If spectrum of a commutative ring is empty

Question

I have found this proposition: "If the spectrum of a commutative ring A is empty then A is the zero ring". By absurdum, if A is not the zero ring, there exists in A an element $x\ne0$. By Zorn's lemma, there exists a maximal ideal M such that $x\notin M$. If A has not a unit, M is not necessarily a prime ideal... So I have no idea to complete the proof. May you help me with some hint? Thank You.

Answer 1

$A$ has a unit in this context. This is necessary both to claim the existence of a maximal ideal using Zorn's lemma and to claim that a maximal ideal is prime.

The example Wikipedia provides, is the ring whose underlying additive group is $\mathbf Q$ with the usual addition and whose multiplication is $a \cdot b = 0$ for all $a, b$. A subset $A \subseteq \mathbf Q$ is an ideal if and only if it is an additive subgroup of $\mathbf{Q}$.

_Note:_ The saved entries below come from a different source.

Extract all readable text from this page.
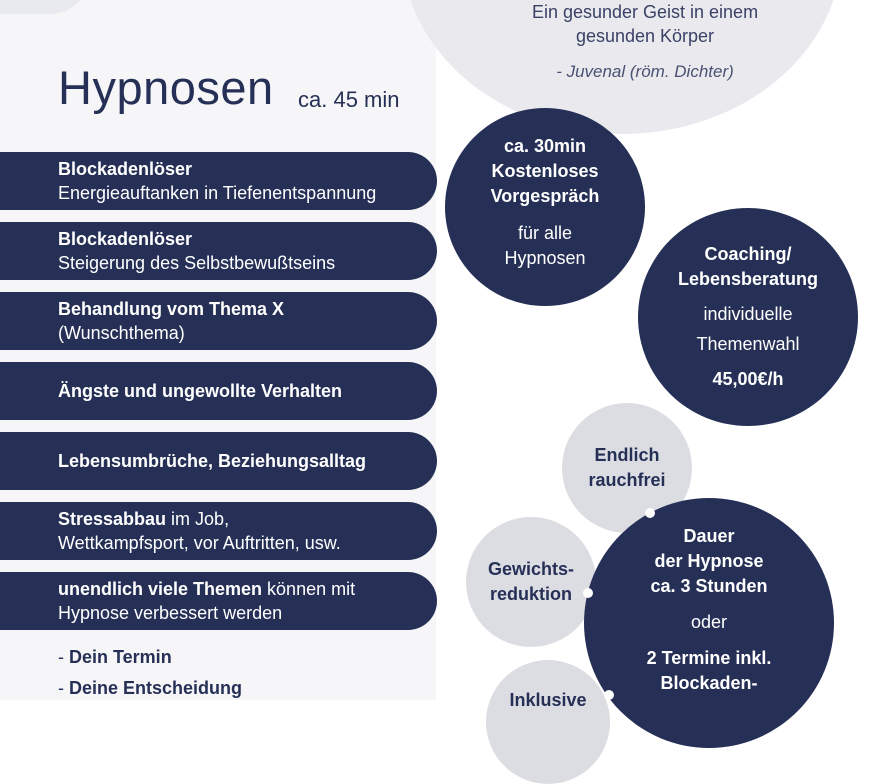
Ein gesunder Geist in einem
gesunden Körper
- Juvenal (röm. Dichter)
Hypnosen ca. 45 min
Blockadenlöser
Energieauftanken in Tiefenentspannung
Blockadenlöser
Steigerung des Selbstbewußtseins
Behandlung vom Thema X
(Wunschthema)
Ängste und ungewollte Verhalten
Lebensumbrüche, Beziehungsalltag
Stressabbau im Job,
Wettkampfsport, vor Auftritten, usw.
unendlich viele Themen können mit
Hypnose verbessert werden
- Dein Termin
- Deine Entscheidung
ca. 30min
Kostenloses
Vorgespräch
für alle
Hypnosen	Coaching/
Lebensberatung
individuelle
Themenwahl
45,00€/h
Endlich
rauchfrei
Gewichts-
reduktion
Inklusive
Dauer
der Hypnose
ca. 3 Stunden
oder
2 Termine inkl.
Blockaden-
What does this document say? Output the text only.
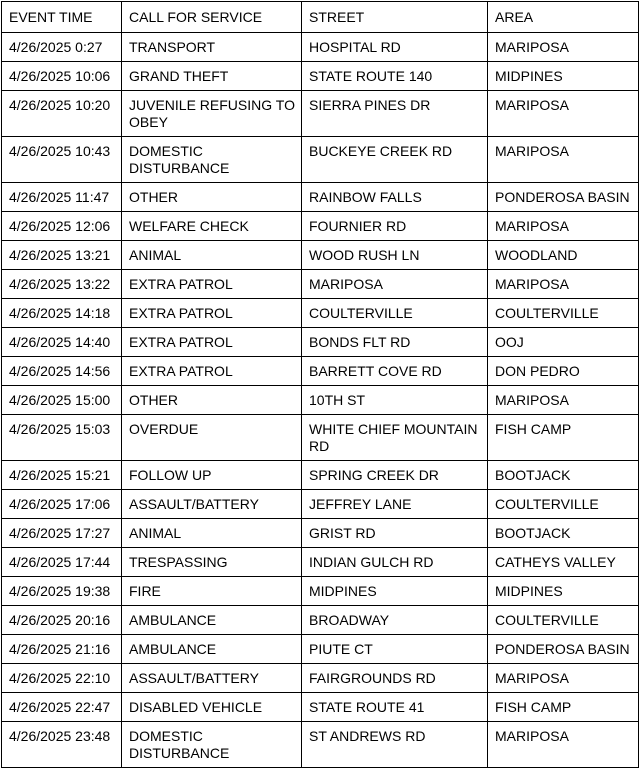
EVENT TIME	CALL FOR SERVICE	STREET	AREA
4/26/2025 0:27	TRANSPORT	HOSPITAL RD	MARIPOSA
4/26/2025 10:06	GRAND THEFT	STATE ROUTE 140	MIDPINES
4/26/2025 10:20	JUVENILE REFUSING TO OBEY	SIERRA PINES DR	MARIPOSA
4/26/2025 10:43	DOMESTIC DISTURBANCE	BUCKEYE CREEK RD	MARIPOSA
4/26/2025 11:47	OTHER	RAINBOW FALLS	PONDEROSA BASIN
4/26/2025 12:06	WELFARE CHECK	FOURNIER RD	MARIPOSA
4/26/2025 13:21	ANIMAL	WOOD RUSH LN	WOODLAND
4/26/2025 13:22	EXTRA PATROL	MARIPOSA	MARIPOSA
4/26/2025 14:18	EXTRA PATROL	COULTERVILLE	COULTERVILLE
4/26/2025 14:40	EXTRA PATROL	BONDS FLT RD	OOJ
4/26/2025 14:56	EXTRA PATROL	BARRETT COVE RD	DON PEDRO
4/26/2025 15:00	OTHER	10TH ST	MARIPOSA
4/26/2025 15:03	OVERDUE	WHITE CHIEF MOUNTAIN RD	FISH CAMP
4/26/2025 15:21	FOLLOW UP	SPRING CREEK DR	BOOTJACK
4/26/2025 17:06	ASSAULT/BATTERY	JEFFREY LANE	COULTERVILLE
4/26/2025 17:27	ANIMAL	GRIST RD	BOOTJACK
4/26/2025 17:44	TRESPASSING	INDIAN GULCH RD	CATHEYS VALLEY
4/26/2025 19:38	FIRE	MIDPINES	MIDPINES
4/26/2025 20:16	AMBULANCE	BROADWAY	COULTERVILLE
4/26/2025 21:16	AMBULANCE	PIUTE CT	PONDEROSA BASIN
4/26/2025 22:10	ASSAULT/BATTERY	FAIRGROUNDS RD	MARIPOSA
4/26/2025 22:47	DISABLED VEHICLE	STATE ROUTE 41	FISH CAMP
4/26/2025 23:48	DOMESTIC DISTURBANCE	ST ANDREWS RD	MARIPOSA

It is clear that no proper ideal can be prime since if $x \notin A$ then $x^2 = 0 \in A$.

Also, if $A$ is proper then $(\mathbf{Q}/A,+)$ is a non-zero divisible group, which means it has a non-zero proper subgroup, which by correspondence means there is a larger proper ideal than $A$. So no proper ideals of $\mathbf{Q}$ are maximal.

Answer 2

I very much doubt you are working with rings lacking identity.

Indeed, the statement is false for rings without identity: $2\mathbb Z/4\mathbb Z$ has no prime ideals.